03.01.2005 | aktual.: 03.01.2005 08:23
Jak podaje dziennik, Roman Gałęzewski, szef "Solidarności" w Stoczni Gdańskiej, czuje się bezradny. Oferowane przez zachodnie stocznie warunki są nie do odrzucenia: mieszkanie, kurs języka, 40- 60 zł na godzinę, podwyżka po trzech miesiącach, a po roku na koszt pracodawcy można sprowadzić rodzinę i uzyskać pomoc w znalezieniu dla nich pracy. To kilka razy więcej, niż mogą zarobić u nas - mówi związkowiec. "Już ponad połowa naszych ludzi załatwiła sobie wszystkie papiery i czeka na wyjazd".
Zachodnie stocznie poszukują: spawaczy, monterów, konstruktorów, elektryków. Praktycznie każdy wykwalifikowany pracownik z kilkuletnim stażem w zawodzie ma szanse na intratny kontrakt w stoczniach w Irlandii, Anglii, Niemczech czy Skandynawii - informuje "Gazeta Wyborcza".
Jestem załamany. Codziennie na moje biurko trafia kilkanaście podań o zwolnienie. Z zasady odmawiamy, ale co to pomaga? Następnego dnia i tak rzucają pracę - opowiada Bogdan Oleszek, dyrektor administracyjny Stoczni Gdańskiej. W ostatnich miesiącach odeszło kilkuset najlepiej wykwalifikowanych pracowników. Nie wiem, co zrobimy, jeżeli taka tendencja się utrzyma - mówi.
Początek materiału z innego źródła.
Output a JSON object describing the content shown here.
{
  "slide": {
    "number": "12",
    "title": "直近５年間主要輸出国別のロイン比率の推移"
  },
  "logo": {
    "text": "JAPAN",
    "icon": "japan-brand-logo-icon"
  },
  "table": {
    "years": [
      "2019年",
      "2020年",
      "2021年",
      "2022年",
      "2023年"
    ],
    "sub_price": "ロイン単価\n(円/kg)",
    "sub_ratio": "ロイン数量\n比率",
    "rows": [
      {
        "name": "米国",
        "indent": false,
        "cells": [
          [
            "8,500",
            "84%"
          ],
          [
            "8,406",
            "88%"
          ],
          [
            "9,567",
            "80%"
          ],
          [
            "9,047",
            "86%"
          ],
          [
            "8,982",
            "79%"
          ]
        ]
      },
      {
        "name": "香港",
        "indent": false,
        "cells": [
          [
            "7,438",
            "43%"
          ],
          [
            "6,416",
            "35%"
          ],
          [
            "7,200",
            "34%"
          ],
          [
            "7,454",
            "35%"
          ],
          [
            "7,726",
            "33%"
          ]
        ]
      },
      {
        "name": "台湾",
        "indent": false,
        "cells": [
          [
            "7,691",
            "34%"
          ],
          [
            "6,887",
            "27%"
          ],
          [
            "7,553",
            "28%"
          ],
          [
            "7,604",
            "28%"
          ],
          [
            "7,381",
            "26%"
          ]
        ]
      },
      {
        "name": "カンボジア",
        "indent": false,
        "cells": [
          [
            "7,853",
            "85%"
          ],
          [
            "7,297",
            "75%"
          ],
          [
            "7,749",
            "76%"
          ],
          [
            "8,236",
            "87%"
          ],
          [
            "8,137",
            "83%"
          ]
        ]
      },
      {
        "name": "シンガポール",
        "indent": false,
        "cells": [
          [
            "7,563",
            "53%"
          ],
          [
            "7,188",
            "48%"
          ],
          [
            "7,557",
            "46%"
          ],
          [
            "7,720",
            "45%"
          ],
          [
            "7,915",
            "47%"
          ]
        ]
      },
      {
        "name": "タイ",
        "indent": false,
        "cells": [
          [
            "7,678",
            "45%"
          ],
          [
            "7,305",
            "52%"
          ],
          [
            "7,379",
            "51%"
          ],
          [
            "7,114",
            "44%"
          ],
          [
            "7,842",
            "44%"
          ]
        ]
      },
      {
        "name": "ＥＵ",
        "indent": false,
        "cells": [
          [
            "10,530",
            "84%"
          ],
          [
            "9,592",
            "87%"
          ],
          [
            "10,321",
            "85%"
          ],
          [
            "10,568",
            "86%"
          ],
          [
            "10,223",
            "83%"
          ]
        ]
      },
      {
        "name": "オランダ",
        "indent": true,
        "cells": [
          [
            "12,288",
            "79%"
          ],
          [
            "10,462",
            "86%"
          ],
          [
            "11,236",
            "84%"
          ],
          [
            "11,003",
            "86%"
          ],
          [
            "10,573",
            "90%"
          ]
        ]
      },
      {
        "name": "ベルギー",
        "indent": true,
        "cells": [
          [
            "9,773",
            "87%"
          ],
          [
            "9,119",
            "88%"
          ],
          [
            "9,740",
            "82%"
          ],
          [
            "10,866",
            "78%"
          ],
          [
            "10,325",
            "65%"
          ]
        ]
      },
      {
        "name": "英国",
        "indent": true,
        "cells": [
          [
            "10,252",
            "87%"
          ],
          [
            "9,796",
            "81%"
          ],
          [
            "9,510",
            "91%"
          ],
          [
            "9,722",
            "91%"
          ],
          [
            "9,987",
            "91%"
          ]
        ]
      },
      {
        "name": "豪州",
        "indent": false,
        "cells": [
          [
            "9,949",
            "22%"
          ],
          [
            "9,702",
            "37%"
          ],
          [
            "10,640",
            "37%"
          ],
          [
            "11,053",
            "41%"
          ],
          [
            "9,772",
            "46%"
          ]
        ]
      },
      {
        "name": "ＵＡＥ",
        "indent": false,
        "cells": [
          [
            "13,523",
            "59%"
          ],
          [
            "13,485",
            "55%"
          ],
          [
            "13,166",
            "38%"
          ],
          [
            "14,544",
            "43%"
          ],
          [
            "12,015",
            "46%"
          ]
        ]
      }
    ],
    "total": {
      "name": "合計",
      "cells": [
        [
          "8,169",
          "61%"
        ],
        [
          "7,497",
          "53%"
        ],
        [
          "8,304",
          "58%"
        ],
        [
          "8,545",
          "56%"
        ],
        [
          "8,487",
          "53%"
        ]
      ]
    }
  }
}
Według dziennika, identyczne kłopoty ma Stocznia Gdynia. Jestem w stanie zatrudnić każdą liczbę spawaczy. Organizujemy też kursy, ale nowy, niedoświadczony spawacz nie zastąpi fachowca z kilkuletnim stażem. To zupełnie inna jakość i wydajność - mówi prezes Jerzy Lewandowski. Jego zdaniem odpływ pracowników to zjawisko niebezpieczne dla całej branży: Zastanawialiśmy się nad pozyskiwaniem ludzi zza naszej wschodniej granicy. Niestety, stamtąd posiłków nie będzie. Rosjanie czy Ukraińcy jak już decydują się na pracę za granicą, to wolą jechać na Zachód. Oni też potrafią liczyć - dodaje.
W tym roku tylko przez urzędy pracy spawaczy szukali pracodawcy z kilku innych krajów, m.in. Cypru (praca za blisko 1300 euro miesięcznie) i Czech (11,5 do 22 tys. koron miesięcznie) - podaje "Gazeta Wyborcza".